Living in Louisiana for decades, those us still sentient are well aware of the sharp elbows and fast dealing for hospitals to qualify as “disproportionate share” because this was a headline grabber that ensnared former governor Edwin Edwards in one of his many corruption trials back in the day where it was alleged, he had pulled strings for a hospital to qualify.  That was then, but now, especially since the program was expanded by the 2010 Affordable Care Act, a new category was added for “rural referral centers” which opened the floodgates it seems. Huge hospital chains in Cleveland, Detroit, Boston, and Chicago, are now in the program and making out like bandits without any discernable reduction in drug pricing or healthcare services to the poor.

The Journal has the facts cold, having gone through hospital 990s, cost reports, and more.  The Cleveland Clinic with $1.35 billion in net income snuck into 340B claiming they were rural referral, but offered no discounts and didn’t increase its charity care.  The University of Michigan had an “estimated margin of $482 million on 340B drugs.”  They found that 340B hospitals claimed 2.7% for charity care and non-340B facilities claimed 2.6% for charity care, which just about settles the case in my mind.  They found that “88 of the 111 rural referral centers weren’t located in areas deemed rural” by the government health agencies.  They found that they can get some high-priced drugs in the $6000 and $50000 per month range for pennies on the dollar, but do not pass on the savings and simply make bank.  They found that “61% of the remote sites of private nonprofit 340B hospitals were in areas with higher rates of private insurance than the parent hospitals”, although government hospitals were better than the nonprofits.

If Governor Edwards was still alive, he would have a few humorous quips about this and probably ask for repayment of court costs and more.  In fact, there seems to be little legislative or regulatory requirement that these hospitals actually pass on the discounts and follow the spirit of the original law.  The Biden administration has reportedly asked Congress to require 340B hospitals to report exactly how they are using the discounts they receive.  

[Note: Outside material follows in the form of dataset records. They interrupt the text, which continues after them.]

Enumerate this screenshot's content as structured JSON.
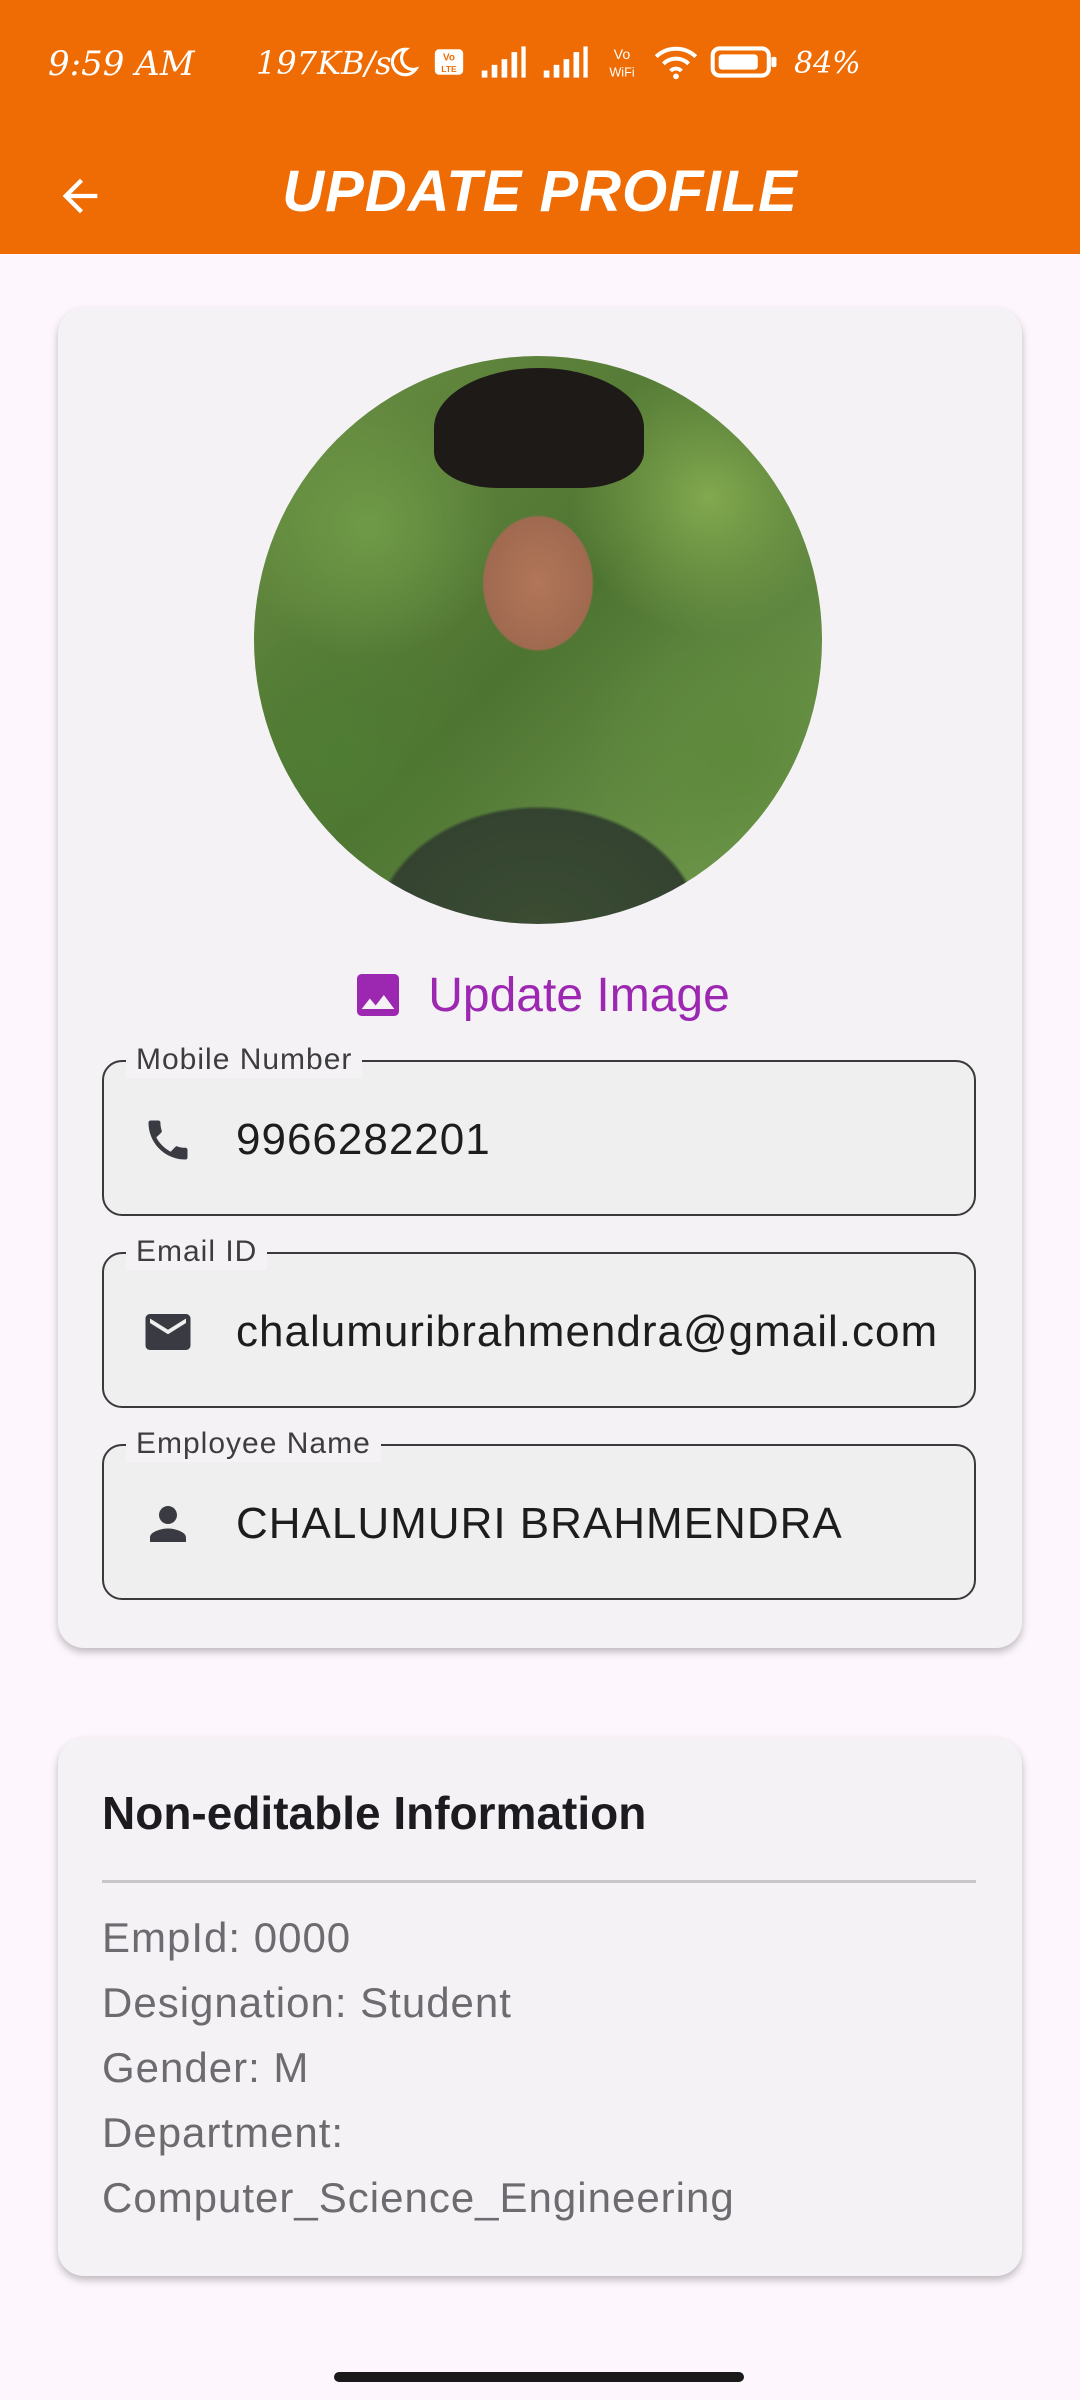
{
  "status_bar": {
    "time": "9:59 AM",
    "network_speed": "197KB/s",
    "battery_percent": "84%",
    "icons": [
      "moon-icon",
      "volte-icon",
      "signal-icon",
      "signal-icon",
      "vowifi-icon",
      "wifi-icon",
      "battery-icon"
    ]
  },
  "app_bar": {
    "title": "UPDATE PROFILE",
    "back_icon": "arrow-left-icon",
    "color": "#ee6c03"
  },
  "profile": {
    "update_image_label": "Update Image",
    "update_image_icon": "image-icon",
    "accent_color": "#9c27b0"
  },
  "fields": {
    "mobile": {
      "label": "Mobile Number",
      "value": "9966282201",
      "icon": "phone-icon"
    },
    "email": {
      "label": "Email ID",
      "value": "chalumuribrahmendra@gmail.com",
      "icon": "mail-icon"
    },
    "name": {
      "label": "Employee Name",
      "value": "CHALUMURI BRAHMENDRA",
      "icon": "person-icon"
    }
  },
  "non_editable": {
    "title": "Non-editable Information",
    "lines": [
      "EmpId: 0000",
      "Designation: Student",
      "Gender: M",
      "Department:",
      "Computer_Science_Engineering"
    ]
  }
}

Will we see a change of course from this latest scandal?  I doubt it.  The hospitals that replied to the Journal were all mealy-mouthed about other programs, using the money for gaps in reimbursement, and offered piles of other excuses for why they weren’t providing actual free charity care, while claiming charity care, but the truth of the matter is inescapable.  They aren’t caring for the poor. They shouldn’t have the benefits of their tax exemptions.  The government is falling down on its responsibility to the people by not making them do right. Good intentions are being warped for profit.

Lives are at stake. Something has to change.